Мистер Ван-Уик, раскрасневшись, поднял голову из-под стола. Капитан Уолей в ярком свете лампы сидел неподвижно, одной рукой прикрывая лицо.
— И у вас хватило смелости?
— Называйте, как хотите. Но вы — гуманный человек, мистер Ван-Уик… вы джентльмен. Вы меня можете спросить, что я сделал со своей совестью.
Он замолчал и, казалось, задумался, не меняя своей унылой позы.
— Я начал с того, что в гордыне своей пошел на сделку с совестью. Я не мог быть откровенным даже со старым приятелем. Я не был откровенен с Масси. Я знал, что он меня принимает за богатого моряка, и не стал его разубеждать. Мне нужно было придать себе весу, потому что я думал о бедной Айви — о моей дочери. Зачем я воспользовался его несчастьем? Я это сделал — ради нее. А теперь могу ли я ждать от него пощады? Он использовал бы мое несчастье, если бы знал о нем. Он бы разоблачил старого мошенника и задержал деньги на год. Деньги Айви! А я не сохранил для себя ни одного пенни. На что я буду жить в течение года?
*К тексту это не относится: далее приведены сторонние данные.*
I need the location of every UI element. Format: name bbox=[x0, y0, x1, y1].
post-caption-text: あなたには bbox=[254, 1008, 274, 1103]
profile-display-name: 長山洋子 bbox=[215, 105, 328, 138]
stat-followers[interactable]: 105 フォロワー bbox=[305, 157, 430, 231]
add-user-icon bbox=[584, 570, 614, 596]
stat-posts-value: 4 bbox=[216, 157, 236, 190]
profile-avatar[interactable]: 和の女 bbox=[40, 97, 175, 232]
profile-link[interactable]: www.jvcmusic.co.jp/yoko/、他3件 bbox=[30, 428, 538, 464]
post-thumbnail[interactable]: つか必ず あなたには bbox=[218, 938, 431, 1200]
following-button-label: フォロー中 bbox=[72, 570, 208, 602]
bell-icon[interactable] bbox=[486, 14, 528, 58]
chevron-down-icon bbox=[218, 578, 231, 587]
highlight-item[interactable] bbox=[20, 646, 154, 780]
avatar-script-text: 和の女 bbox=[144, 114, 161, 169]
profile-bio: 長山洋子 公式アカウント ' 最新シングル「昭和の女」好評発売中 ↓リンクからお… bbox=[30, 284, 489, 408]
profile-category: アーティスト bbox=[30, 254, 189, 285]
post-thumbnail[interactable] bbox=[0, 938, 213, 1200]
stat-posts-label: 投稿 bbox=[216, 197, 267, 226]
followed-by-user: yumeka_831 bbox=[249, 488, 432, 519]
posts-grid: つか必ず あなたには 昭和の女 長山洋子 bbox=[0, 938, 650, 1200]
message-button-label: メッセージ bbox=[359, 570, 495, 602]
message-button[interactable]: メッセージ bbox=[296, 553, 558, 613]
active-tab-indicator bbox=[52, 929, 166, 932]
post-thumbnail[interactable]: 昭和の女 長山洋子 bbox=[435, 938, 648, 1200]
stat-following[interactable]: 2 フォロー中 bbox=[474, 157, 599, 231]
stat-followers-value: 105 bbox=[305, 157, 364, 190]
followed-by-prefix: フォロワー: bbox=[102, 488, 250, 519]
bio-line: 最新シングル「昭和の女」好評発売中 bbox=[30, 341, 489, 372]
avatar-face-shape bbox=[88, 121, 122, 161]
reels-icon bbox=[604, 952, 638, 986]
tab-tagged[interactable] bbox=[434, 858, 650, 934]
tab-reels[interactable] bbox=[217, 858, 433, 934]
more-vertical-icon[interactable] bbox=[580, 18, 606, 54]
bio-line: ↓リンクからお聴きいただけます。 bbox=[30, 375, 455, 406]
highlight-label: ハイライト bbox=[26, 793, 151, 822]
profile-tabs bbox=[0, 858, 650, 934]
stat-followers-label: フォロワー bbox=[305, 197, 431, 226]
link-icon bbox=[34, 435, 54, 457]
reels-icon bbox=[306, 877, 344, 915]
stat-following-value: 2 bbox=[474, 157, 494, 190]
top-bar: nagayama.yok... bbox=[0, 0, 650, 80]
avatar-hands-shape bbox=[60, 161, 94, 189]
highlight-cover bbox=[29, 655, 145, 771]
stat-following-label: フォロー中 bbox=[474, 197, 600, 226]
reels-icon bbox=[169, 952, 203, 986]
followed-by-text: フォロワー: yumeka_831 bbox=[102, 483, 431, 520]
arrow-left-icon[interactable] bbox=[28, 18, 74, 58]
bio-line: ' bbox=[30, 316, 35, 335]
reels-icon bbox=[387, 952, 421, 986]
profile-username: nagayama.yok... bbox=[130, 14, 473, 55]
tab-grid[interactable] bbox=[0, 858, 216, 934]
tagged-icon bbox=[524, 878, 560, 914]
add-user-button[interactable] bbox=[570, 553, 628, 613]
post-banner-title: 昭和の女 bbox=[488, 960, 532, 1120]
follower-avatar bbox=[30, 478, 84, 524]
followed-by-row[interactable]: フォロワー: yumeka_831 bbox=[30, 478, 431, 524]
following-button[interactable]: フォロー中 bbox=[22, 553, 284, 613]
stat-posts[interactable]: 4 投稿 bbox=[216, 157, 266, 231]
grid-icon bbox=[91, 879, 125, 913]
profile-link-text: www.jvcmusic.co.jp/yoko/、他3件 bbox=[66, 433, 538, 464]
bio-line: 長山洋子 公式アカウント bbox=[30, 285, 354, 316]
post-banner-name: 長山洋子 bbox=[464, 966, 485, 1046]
Целый год! Через год ее отец не увидит на небе солнца.
Голос его звучал очень глухо, словно капитан был засыпан землей при обвале и вслух высказывал мысли, какие преследуют мертвецов в их могилах. Холодок пробежал по спине мистера Ван-Уика.
— И сколько времени прошло с тех пор, как вы?.. — пробормотал он.
— Это началось задолго до того, как я заставил себя поверить в такое… такое испытание… — с мрачной покорностью отозвался капитан Уолей, прикрывая глаза рукой.
Он не думал, что испытание было заслуженным. Он начал себя обманывать со дня на день, с недели на неделю.
Под рукой у него был серанг — старый слуга. Слепота надвигалась постепенно, а когда он уже не мог дольше себя обманывать…
Он понизил голос до шепота:
— Ради нее я решил обмануть вас всех.
— Невероятно! — прошептал мистер Ван-Уик.
Снова послышался страшный шепот капитана Уолея:
— Я не мог ее забыть, даже когда увидел знак гнева божьего. Как мог я покинуть моего ребенка, когда я ощущал в себе силу, чувствовал, как горячая кровь струится в моих жилах? Кровь такая же горячая, как и ваша. Мне кажется, что у меня, как у ослепленного Самсона, хватило бы сил разрушить храм над моей головой. Моей дочери тяжело живется… моему ребенку, над которым, бывало, мы вместе молились, моя бедная жена и я… Помните тот день, когда я вам сказал, что ради нее мне дано будет дожить до ста лет? Какой грех в том, что любишь своего ребенка? Вы это понимаете? Ради нее я готов был жить вечно. Я почти верил, что так и будет. Теперь я молю о смерти. Ха! Самонадеянный человек — ты хотел жить…
Глухое рыдание потрясло это могучее тело; стаканы зазвенели на столе, казалось, весь дом задрожал от крыши до основания. А мистер Ван-Уик, чье чувство оскорбленной любви проявилось в единоборстве с природой, понял, что для этого человека, который всю свою жизнь был активен, не существовало иного пути для выражения эмоций; добровольный отказ от борьбы, трудностей и работы ради своего ребенка был бы равносилен тому, чтобы вырвать горячую любовь к ней из его живого сердца. Нечто слишком чудовищное и невероятное, чтобы можно было это постигнуть.
Капитан Уолей не изменил позы, выражавшей, казалось, его стыд, скорбь и вызов.
— Я обманул даже вас. Если б вы не сказали этого слова «уважение»… Такие слова не для меня. Я бы солгал и вам. И разве я не лгал? Разве не собирались вы доверить мне свое имущество, отправляя его в этот рейс на «Софале»?
— Я ежегодно возобновляю для грузов страховку, — почти против воли заметил мистер Ван-Уик и удивился тому, как прокралась эта коммерческая деталь.